Moving on, this substitute is perfect for cookies and cakes because of its texture and how it bakes. Additionally, coconut flour works well in baked goods like muffins, cakes, and cookies.
But the likelihood that it will provide baked items a more distinctive flavor than other varieties of flour is considerably higher.
However, avoid using it as a 1:1 replacement for anything to avoid it absorbing a lot of moisture and developing a thicker texture. You should add extra eggs or other moist components for the greatest results.
7. Chickpeas Flour
Chickpeas that have been dried and processed into flour are used as substitutes for quinoa flour. They are also known as garbanzo beans.
Additionally, it has a moderate, nutty flavor and contains a sizable amount of iron, protein, and fiber.
According to statistics, only 1 cup of chickpea flour contains 4.5 milligrams of iron. Recall that iron is required to produce hemoglobin, a protein in red blood cells that transports oxygen throughout the body.
Furthermore, chickpea flour might be a good alternative for people with wheat allergies or sensitivities because it mimics the texture of gluten-free flour.
Similar to quinoa, it holds together nicely and gives the dessert a lot more texture. Due to its mildly beany flavor functions well in savory baking applications like pizza crust, crepes, socca, flatbread, dumplings, and quick bread.
8. Millet Flour
Buckwheat-like millet four is also a gluten-free grain.
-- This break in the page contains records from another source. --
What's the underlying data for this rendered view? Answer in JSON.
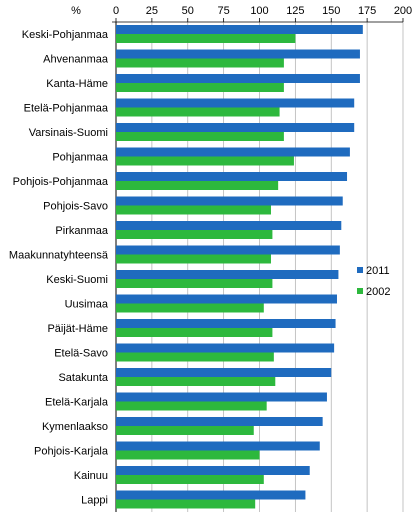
{
  "chart_data": {
    "type": "bar",
    "orientation": "horizontal",
    "unit_label": "%",
    "categories": [
      "Keski-Pohjanmaa",
      "Ahvenanmaa",
      "Kanta-Häme",
      "Etelä-Pohjanmaa",
      "Varsinais-Suomi",
      "Pohjanmaa",
      "Pohjois-Pohjanmaa",
      "Pohjois-Savo",
      "Pirkanmaa",
      "Maakunnatyhteensä",
      "Keski-Suomi",
      "Uusimaa",
      "Päijät-Häme",
      "Etelä-Savo",
      "Satakunta",
      "Etelä-Karjala",
      "Kymenlaakso",
      "Pohjois-Karjala",
      "Kainuu",
      "Lappi"
    ],
    "series": [
      {
        "name": "2011",
        "color": "#1f6bbf",
        "values": [
          172,
          170,
          170,
          166,
          166,
          163,
          161,
          158,
          157,
          156,
          155,
          154,
          153,
          152,
          150,
          147,
          144,
          142,
          135,
          132
        ]
      },
      {
        "name": "2002",
        "color": "#2db83d",
        "values": [
          125,
          117,
          117,
          114,
          117,
          124,
          113,
          108,
          109,
          108,
          109,
          103,
          109,
          110,
          111,
          105,
          96,
          100,
          103,
          97
        ]
      }
    ],
    "xlim": [
      0,
      200
    ],
    "xticks": [
      "0",
      "25",
      "50",
      "75",
      "100",
      "125",
      "150",
      "175",
      "200"
    ],
    "grid": true,
    "legend_position": "right"
  }
}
When it’s not in blossom, rice recipes frequently use “millet” as a substitute.
Like other substitutes for quinoa flour, this flour has a moderate, somewhat nutty flavor. However, it has a crazily high amount of fiber, vitamins, minerals, and antioxidants and is low in fat.
A study published in the Journal of Food Science and Technology in November 2019 asserts that “simply adding millet flour to any baked foods makes them more antioxidants than whole-wheat flour.”
For cakes, cookies, pancakes, and other baked goods, millet flour can be substituted in a 1:1 replacement ratio.
9. Tiger Nut Flour
Speaking of the best substitutes for quinoa flour, who would have thought to do that? This is the most recent innovation that will revolutionize the baking industry.
Due to its incredible fiber content, balanced fat-to-carbs ratio, and protein levels quite similar to those found in olive oil, fans of this flour are going crazy.
Like coconut water, TigerNut Flour contains potassium and is also high in iron, vitamin E, and oleic acid.
The tuber of the tiger nut plant is used to make pure Tigernut flour. It is free of grains, nuts, seeds, and gluten.
And is suitable for a wide range of diets, including vegan, raw food, diabetic, Keto, and Paleo. We will draw the curtains on the substitutes for quinoa flour here.
Quinoa flour has gotten a lot of buzz in the baking world because it’s lower in fat than wheat flour. Since quinoa is gluten-free, it can be used to make gluten-free baked goods.
Despite all that, there are still great substitutes for quinoa flour that are exactly like it. Meanwhile, quinoa flour isn’t widely available in stores.
So most people choose to use one of these substitutes for quinoa flour instead of buying quinoa flour from the grocery store. We are sure we helped with this blog post!